Although most of the errors would not cause serious harm to patients, they could result in callbacks from pharmacies and inefficiencies for doctors, patients, and pharmacists. The researchers studied at total of 21 providers at baseline and 1 year. All providers worked in adult primary care practices located in a predominantly rural and suburban region of upstate New York. Providers all used paper prescriptions at the beginning of the study. Six providers adopted e-prescribing while another 15 providers continued to use paper prescribing during the study. Researchers analyzed 2,432 prescriptions at baseline and 2,079 prescriptions at one year. The e-prescribing system was a popular, commercially available system with clinical decision support integrated within an EHR. The system provided alerts for drug allergies, drug-drug and drug-disease interactions, duplicate therapies, and contraindications for pregnant and breastfeeding women.

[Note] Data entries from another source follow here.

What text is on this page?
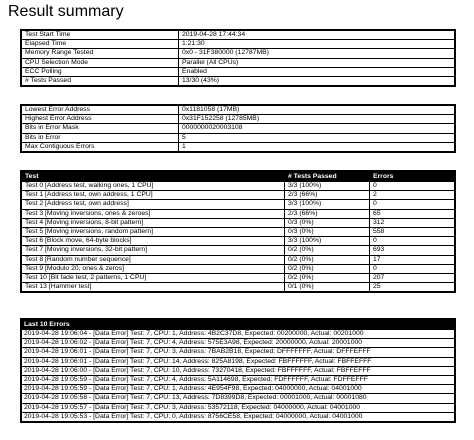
Result summary
Test Start Time	2019-04-28 17:44:34
Elapsed Time	1:21:30
Memory Range Tested	0x0 - 31F380000 (12787MB)
CPU Selection Mode	Parallel (All CPUs)
ECC Polling	Enabled
# Tests Passed	13/30 (43%)
Lowest Error Address	0x1181058 (17MB)
Highest Error Address	0x31F152258 (12785MB)
Bits in Error Mask	0000000020003108
Bits in Error	5
Max Contiguous Errors	1
Test	# Tests Passed	Errors
Test 0 [Address test, walking ones, 1 CPU]	3/3 (100%)	0
Test 1 [Address test, own address, 1 CPU]	2/3 (66%)	2
Test 2 [Address test, own address]	3/3 (100%)	0
Test 3 [Moving inversions, ones & zeroes]	2/3 (66%)	65
Test 4 [Moving inversions, 8-bit pattern]	0/3 (0%)	312
Test 5 [Moving inversions, random pattern]	0/3 (0%)	558
Test 6 [Block move, 64-byte blocks]	3/3 (100%)	0
Test 7 [Moving inversions, 32-bit pattern]	0/2 (0%)	693
Test 8 [Random number sequence]	0/2 (0%)	17
Test 9 [Modulo 20, ones & zeros]	0/2 (0%)	0
Test 10 [Bit fade test, 2 patterns, 1 CPU]	0/2 (0%)	207
Test 13 [Hammer test]	0/1 (0%)	25
Last 10 Errors
2019-04-28 19:06:04 - [Data Error] Test: 7, CPU: 1, Address: 4B2C37D8, Expected: 00200000, Actual: 00201000
2019-04-28 19:06:02 - [Data Error] Test: 7, CPU: 4, Address: 575E3A98, Expected: 20000000, Actual: 20001000
2019-04-28 19:06:01 - [Data Error] Test: 7, CPU: 3, Address: 7BAB2B18, Expected: DFFFFFFF, Actual: DFFFEFFF
2019-04-28 19:06:01 - [Data Error] Test: 7, CPU: 14, Address: 825A8198, Expected: FBFFFFFF, Actual: FBFFEFFF
2019-04-28 19:06:00 - [Data Error] Test: 7, CPU: 10, Address: 73270418, Expected: FBFFFFFF, Actual: FBFFEFFF
2019-04-28 19:05:59 - [Data Error] Test: 7, CPU: 4, Address: 5A114698, Expected: FDFFFFFF, Actual: FDFFEFFF
2019-04-28 19:05:59 - [Data Error] Test: 7, CPU: 1, Address: 4E954F98, Expected: 04000000, Actual: 04001000
2019-04-28 19:05:58 - [Data Error] Test: 7, CPU: 13, Address: 7D8399D8, Expected: 00001000, Actual: 00001080
2019-04-28 19:05:57 - [Data Error] Test: 7, CPU: 3, Address: 53572118, Expected: 04000000, Actual: 04001000
2019-04-28 19:05:53 - [Data Error] Test: 7, CPU: 0, Address: 8756CE58, Expected: 04000000, Actual: 04001000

Given that the Federal government and many State governments, led by New York State, are making unprecedented investments in health information technology such as EHRs and e-prescribing, understanding the effect of these systems in actual use is essential to ensure that funding targets effective interventions. Designing systems that are well suited to provider workflow and providing technical support is also important to maximize safety benefits. The study was funded in part by the Agency for Healthcare Research and Quality (HS15316).
More details are in "Electronic prescribing within an electronic health record reduces ambulatory prescribing errors," by Erika L. Abramson, M.D., M.S., Yolanda Barron, M.S., Jill Quaresimo, R.N., J.D., and others in the October 2011 The Joint Commission Journal on Quality and Patient Safety 37(10), pp. 470-478.